A lot of the foundations of Fortis’ “Global Studio” concept come from my learnings while building Tiburon. There is so much value in having a “do what it takes” culture, a strong focus on our players, shareable technology and workflows, coding and documentation standards, and a team that understood what it takes to build great games and was trained on our processes and technologies. A more recent example of a studio model that worked was at Zynga San Francisco during the height of “social games” on Facebook. I left premium games in 2010 because I believed free-to-play was the future and if I didn’t evolve, I would become a dinosaur. The talent I met at Zynga SF was incredible, the engineers had created a back end capable of massive player scale, and the product management and data culture blew my mind. Not everything was perfect, but iteration speed was off the charts, when a product manager would learn something about the platform or customers on their game, by the following week, every other game in the portfolio had introduced the change. The teams within Zynga SF worked well together, and there was a shared Vision and Mission that the company rallied around.

In 2020, the world changed because of the global pandemic, forcing a change in how we work, while proving that it’s possible to run a company when everyone is at home. I was at WB Games at the time, and our three mobile-only game studios had less than 300 people. In contrast, when I was at EA-Tiburon, we were ~600 people, which made me question why our mobile studios needed to be subdivided, “why can’t we take all of this brain power and talent and work against creating a portfolio of hits?” The reason was simple: we had studio heads and an independent studio model that already existed, and changing the underlying structure would lead to months of reorganization and stall all game progress. From this experience, “Remote First Global Studio” became a fundamental underpinning of Fortis, starting the company as a single team with a shared vision, mission, and values around building great teams to drive innovation, collaboration, and the creation of great games. What we can do today that we couldn’t do five years ago is build a global team with a unified culture.

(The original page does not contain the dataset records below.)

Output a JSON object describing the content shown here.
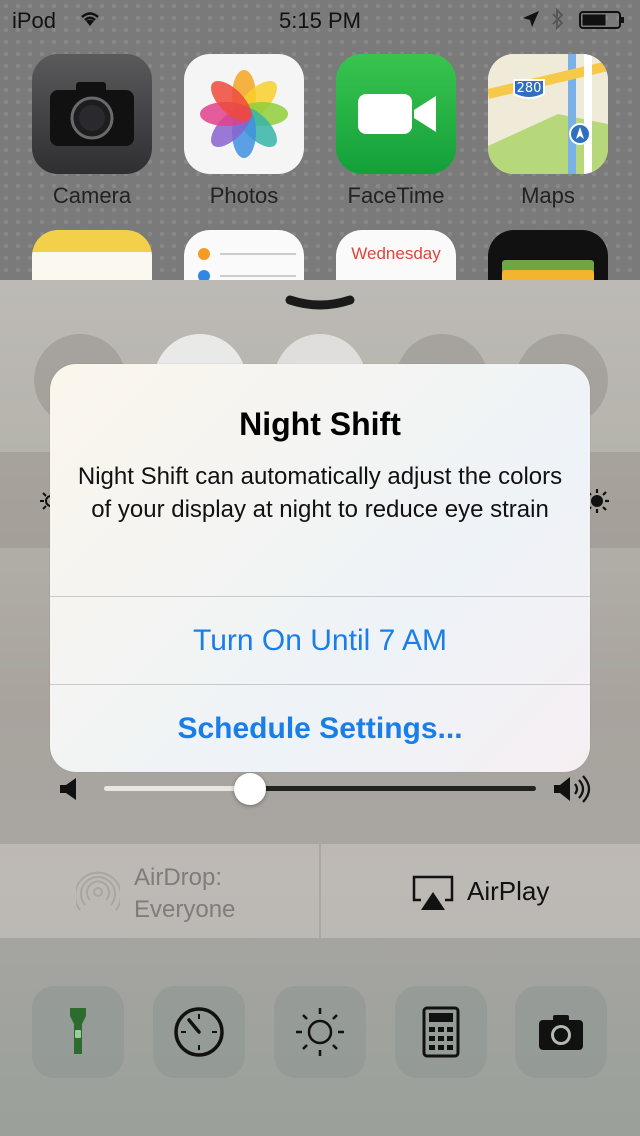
{
  "status_bar": {
    "carrier": "iPod",
    "time": "5:15 PM"
  },
  "home_apps": [
    {
      "label": "Camera"
    },
    {
      "label": "Photos"
    },
    {
      "label": "FaceTime"
    },
    {
      "label": "Maps"
    },
    {
      "label": ""
    },
    {
      "label": ""
    },
    {
      "label": "",
      "tile_text": "Wednesday"
    },
    {
      "label": ""
    }
  ],
  "maps_shield": "280",
  "dialog": {
    "title": "Night Shift",
    "message": "Night Shift can automatically adjust the colors of your display at night to reduce eye strain",
    "primary_button": "Turn On Until 7 AM",
    "secondary_button": "Schedule Settings..."
  },
  "volume": {
    "level": 0.34
  },
  "share_row": {
    "airdrop_line1": "AirDrop:",
    "airdrop_line2": "Everyone",
    "airplay_label": "AirPlay"
  },
  "tools": [
    {
      "icon": "flashlight-icon"
    },
    {
      "icon": "timer-icon"
    },
    {
      "icon": "night-shift-icon"
    },
    {
      "icon": "calculator-icon"
    },
    {
      "icon": "camera-icon"
    }
  ],
  "colors": {
    "accent": "#1a7ee8",
    "flashlight": "#2e6b2e"
  }
}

A Remote First Global Studio has a second key feature… access to global talent. Gaming is global, and where there are gamers, there are people who want to make games. It’s how I started; a love of games turned into wanting to make a game. I grew up in Iowa, and to get an opportunity to make games, I had to move to the Bay Area. I’ve shared some of my experiences in Orlando, FL, over the years, we must have relocated thousands of people to Florida. That has gone away, at Fortis, we embrace talent from all over the world, and the other cool byproduct of this is diversity. When we talk about diversity, we talk about our team looking like our audience of gamers, and we can back this up with a global and diverse team. Our value proposition to the leaders of the companies we acquired in Portugal, Romania, and Brazil, is the opportunity to be part of a team creating games for the global market, versus being contract labor for a big game franchise. Our leaders worldwide hear the same messages at the same time; gone is the idea that you have to be at HQ to be part of the leadership team.

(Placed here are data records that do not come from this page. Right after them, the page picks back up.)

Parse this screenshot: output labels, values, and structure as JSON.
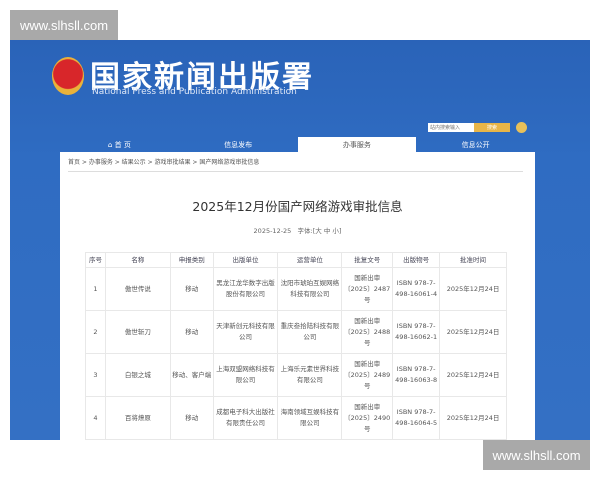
{
  "watermark": "www.slhsll.com",
  "header": {
    "logo_cn": "国家新闻出版署",
    "logo_en": "National  Press and Publication Administration",
    "search_placeholder": "站内搜索输入",
    "search_btn": "搜索",
    "colors": {
      "banner": "#2f6cc2",
      "accent": "#e8b548"
    }
  },
  "nav": [
    {
      "label": "首 页",
      "icon": "home-icon"
    },
    {
      "label": "信息发布"
    },
    {
      "label": "办事服务",
      "active": true
    },
    {
      "label": "信息公开"
    }
  ],
  "breadcrumb": "首页 > 办事服务 > 结果公示 > 游戏审批结果 > 国产网络游戏审批信息",
  "article": {
    "title": "2025年12月份国产网络游戏审批信息",
    "date": "2025-12-25",
    "font_label": "字体:[大 中 小]"
  },
  "table": {
    "headers": [
      "序号",
      "名称",
      "申报类别",
      "出版单位",
      "运营单位",
      "批复文号",
      "出版物号",
      "批准时间"
    ],
    "rows": [
      [
        "1",
        "傲世传说",
        "移动",
        "黑龙江龙华数字出版股份有限公司",
        "沈阳市琥珀互娱网络科技有限公司",
        "国新出审〔2025〕2487号",
        "ISBN 978-7-498-16061-4",
        "2025年12月24日"
      ],
      [
        "2",
        "傲世斩刀",
        "移动",
        "天津新创元科技有限公司",
        "重庆叁拾陆科技有限公司",
        "国新出审〔2025〕2488号",
        "ISBN 978-7-498-16062-1",
        "2025年12月24日"
      ],
      [
        "3",
        "白银之城",
        "移动、客户端",
        "上海双盟网络科技有限公司",
        "上海乐元素世界科技有限公司",
        "国新出审〔2025〕2489号",
        "ISBN 978-7-498-16063-8",
        "2025年12月24日"
      ],
      [
        "4",
        "百将燎原",
        "移动",
        "成都电子科大出版社有限责任公司",
        "海南领域互娱科技有限公司",
        "国新出审〔2025〕2490号",
        "ISBN 978-7-498-16064-5",
        "2025年12月24日"
      ]
    ]
  }
}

The fascinating thing about these changes is that when the world changed, the companies that drive the industry haven’t evolved with it. I get it. It’s too complicated; you have leases, leaders with certain expectations, and existing technology… but it creates an opportunity.

At Fortis, we want to create worlds that matter; we want our game designs to challenge minds, to build communities and meaningful connections. And we are working hard to develop our company culture to drive our vision and mission. We are so fortunate to have the capital support to pursue an uncompromising vision and it’s why, after three decades of working in the game industry, I am as excited as ever about what is yet to come.